Na prática, o governo paraguaio tenta a mais de um ano contar com os VANTs brasileiros para obter a localização exata dos membros do EPP. A PF já os utiliza na fronteira com o país vizinho na fiscalização da região e no combate ao contrabando e aos tráficos de armas e drogas. O VANT transmite em tempo real as imagens que toma sobre pessoas, veículos, movimentos e áreas sobrevoadas.

Francisco de Vargas destacou que na luta do governo contra o EPP, “há muitas expectativas e questões incompreendidas. Há interpretações errôneas talvez. A área de influência do EPP tem mais de 15,5 mil quilômetros quadrados de mata fechada e eles contariam com o apoio da população local”.

Soberania

Nesta sexta-feira, 7, o presidente do Paraguai, Horacio Cartes, destituiu o chefe da Área Naval de Canindeyú, Conrado Cáceres Loutteiro, uma semana após a denúncia de que militares brasileiros teriam ingressado em águas fluviais paraguaias no marco da Operação Ágata 9. Para o lugar de Loutteiro, foi nomeado o capitão Luis Mariano Ciancio Petters.

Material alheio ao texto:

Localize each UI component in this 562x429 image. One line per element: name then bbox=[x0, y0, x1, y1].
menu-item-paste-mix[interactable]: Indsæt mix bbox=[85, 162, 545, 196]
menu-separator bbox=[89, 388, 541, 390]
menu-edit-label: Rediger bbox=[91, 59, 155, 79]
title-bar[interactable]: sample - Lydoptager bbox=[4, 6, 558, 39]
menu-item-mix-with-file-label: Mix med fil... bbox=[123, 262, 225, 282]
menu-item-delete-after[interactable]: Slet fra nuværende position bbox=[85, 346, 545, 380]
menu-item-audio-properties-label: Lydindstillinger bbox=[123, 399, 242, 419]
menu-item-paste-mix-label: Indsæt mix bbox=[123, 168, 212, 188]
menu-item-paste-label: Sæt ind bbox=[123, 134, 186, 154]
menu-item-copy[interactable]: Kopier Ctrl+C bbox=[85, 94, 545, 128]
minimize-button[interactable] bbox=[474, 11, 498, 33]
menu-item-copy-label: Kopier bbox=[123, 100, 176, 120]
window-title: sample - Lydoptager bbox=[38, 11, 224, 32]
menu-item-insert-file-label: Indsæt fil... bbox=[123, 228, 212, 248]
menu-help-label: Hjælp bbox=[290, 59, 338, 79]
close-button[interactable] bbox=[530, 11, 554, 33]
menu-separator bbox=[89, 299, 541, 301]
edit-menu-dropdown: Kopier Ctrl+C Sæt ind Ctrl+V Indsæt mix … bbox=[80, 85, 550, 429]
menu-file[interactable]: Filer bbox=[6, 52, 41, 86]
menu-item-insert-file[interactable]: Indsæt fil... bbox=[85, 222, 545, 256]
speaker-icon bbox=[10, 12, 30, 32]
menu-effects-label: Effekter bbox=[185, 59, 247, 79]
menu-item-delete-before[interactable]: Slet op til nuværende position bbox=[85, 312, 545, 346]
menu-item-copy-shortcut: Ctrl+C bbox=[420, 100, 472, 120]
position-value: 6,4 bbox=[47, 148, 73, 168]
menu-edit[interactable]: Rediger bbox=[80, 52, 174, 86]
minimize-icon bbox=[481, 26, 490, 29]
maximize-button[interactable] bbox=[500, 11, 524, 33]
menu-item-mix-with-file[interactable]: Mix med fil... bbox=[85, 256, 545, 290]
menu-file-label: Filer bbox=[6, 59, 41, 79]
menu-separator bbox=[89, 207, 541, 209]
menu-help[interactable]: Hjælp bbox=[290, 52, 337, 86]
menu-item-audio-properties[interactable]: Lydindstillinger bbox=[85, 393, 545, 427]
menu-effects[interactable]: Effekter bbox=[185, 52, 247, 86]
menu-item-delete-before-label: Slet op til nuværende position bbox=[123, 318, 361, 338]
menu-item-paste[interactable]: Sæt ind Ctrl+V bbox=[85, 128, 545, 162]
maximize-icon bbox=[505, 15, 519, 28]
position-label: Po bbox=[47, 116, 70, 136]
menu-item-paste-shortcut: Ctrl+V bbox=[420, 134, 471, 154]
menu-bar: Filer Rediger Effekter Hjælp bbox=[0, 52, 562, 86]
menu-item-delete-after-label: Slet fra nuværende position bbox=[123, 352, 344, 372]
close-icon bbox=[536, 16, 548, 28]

De acordo com o ministro da Defesa, Bernardino Soto Estigarribia, o Brasil ainda não respondeu sobre os acontecimentos do dia 31 de julho. “Não há nada novo. A chancelaria recebeu respostas do Brasil, de que investigariam os incidentes produzidos e estamos à espera de uma resposta definitiva”, afirmou. Ainda segundo ele, não há um prazo determinado para o Brasil responder sobre os fatos.

Por outro lado, Soto Estigarribia fez questão de destacar a predisposição das Forças Armadas do Brasil em cooperar com os militares paraguaios na luta contra o narcotráfico. “No entanto, do ponto de vista da luta contra o narcoterrorismo não existe apoio concreto”, revelou.

Também nesta sexta-feira, 7, o Senado paraguaio aprovou moção que cobra respostas da diplomacia sobre a incursão de militares brasileiros no país. O senador liberal Miguel Abdón Saguier criticou duramente o governo brasileiro “por violar sistematicamente a soberania e por tentar apresentar o Paraguai à comunidade internacional como um país de contrabandistas”, afirmou.